Luckily, that’s not the case, even if it’s not exactly a perfect game. Gamecenter CX: Arino no Chousenjou was developed by indieszero (the Theatrythm guys) and released on Nintendo DS. It’s a minigame compilation where each game is based on retro-styled games. In the storyline, you’ve been warped back in time to the eighties by Arino, who has turned into an evil, disembodied head for some reason. Alongside Arino’s younger self (who is significantly less evil), you must play through the games available and complete the challenges that Evil Arino has set forth for you. Your first game is a Galaxian clone, and when you finally complete the challenges Arino laid out, the next game becomes available. But therein lies the game’s greatest fault: If there’s a genre of game that you hate or are just particularly bad at, completing the challenges becomes incredibly tedious, incredibly fast.
This is further marred by the fact that some of the games are simply slight alterations of each other, designed to parody the “special editions” of some games that became popular in Japan. The Rally King racing game was decent enough on its own, despite the fact I’m not a big fan of racing titles… but did we really need a whole new set of challenges for the Rally King Cup Ramen Edition, which was basically the same game but with advertisements for a fictional ramen brand?
But when it comes down to it, the games themselves offer a wide variety that benefit from two decades’ worth of hindsight. The fast-paced space shooter Star Prince offers a cool powerup system, while the Dragon Quest-esque RPG Guadia Quest allows you to save the game at any point, rather than only in town. These little additions might not seem like a whole lot, but when compared to many of the games they were styled after, those little improvements make the games far less aggravating.

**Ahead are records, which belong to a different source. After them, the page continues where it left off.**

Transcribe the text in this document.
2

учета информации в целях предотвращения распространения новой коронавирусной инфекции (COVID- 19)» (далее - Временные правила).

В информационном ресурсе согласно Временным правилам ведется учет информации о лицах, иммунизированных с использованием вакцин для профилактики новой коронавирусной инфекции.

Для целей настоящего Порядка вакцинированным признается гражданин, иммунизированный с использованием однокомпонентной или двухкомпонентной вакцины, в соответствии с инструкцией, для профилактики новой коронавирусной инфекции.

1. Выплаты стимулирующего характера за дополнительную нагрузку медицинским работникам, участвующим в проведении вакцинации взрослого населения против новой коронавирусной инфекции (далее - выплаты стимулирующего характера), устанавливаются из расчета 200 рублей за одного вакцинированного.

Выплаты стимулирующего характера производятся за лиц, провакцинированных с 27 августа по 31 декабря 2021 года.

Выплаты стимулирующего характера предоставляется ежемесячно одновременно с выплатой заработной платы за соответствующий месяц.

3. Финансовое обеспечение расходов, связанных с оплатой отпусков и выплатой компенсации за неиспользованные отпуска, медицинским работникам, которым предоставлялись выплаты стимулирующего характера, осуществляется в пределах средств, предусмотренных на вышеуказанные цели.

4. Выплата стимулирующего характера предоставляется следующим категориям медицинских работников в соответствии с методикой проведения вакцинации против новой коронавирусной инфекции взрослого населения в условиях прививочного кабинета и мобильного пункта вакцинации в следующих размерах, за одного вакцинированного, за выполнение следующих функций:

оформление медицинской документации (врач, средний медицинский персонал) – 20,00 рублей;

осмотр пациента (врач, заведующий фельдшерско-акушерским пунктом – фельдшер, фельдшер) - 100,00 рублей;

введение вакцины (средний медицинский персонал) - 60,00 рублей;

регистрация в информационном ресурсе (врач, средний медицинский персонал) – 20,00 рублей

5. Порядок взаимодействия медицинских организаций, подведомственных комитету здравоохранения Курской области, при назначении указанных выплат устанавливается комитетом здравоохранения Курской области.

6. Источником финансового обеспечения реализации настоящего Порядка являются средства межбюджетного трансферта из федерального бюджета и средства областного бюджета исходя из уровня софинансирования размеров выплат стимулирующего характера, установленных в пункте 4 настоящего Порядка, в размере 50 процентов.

Unfortunately, the English release suffers a bit in terms of its localization. The English title was changed to Retro Game Challenge, and young Arino’s voice clips (which were originally spoken by Arino himself), have been redubbed by Some Random White Guy. Popular Arino catchphrases such as “Kacho…ON!” have been changed to things like “Game on!” in a squeaky, cartoony voice. The game’s fictional magazine GameFan (no relation to the real one) originally had pixel art of various staff members of the TV show, which often appear to help Arino through his various challenges. They’ve been changed to pixelated pictures of…Someone. Though they do reference some of the more famous writers from old video game rags of yore, the original idea appeals much more to fans of the show. But worst of all, the game’s in-game manual threatens you with castration.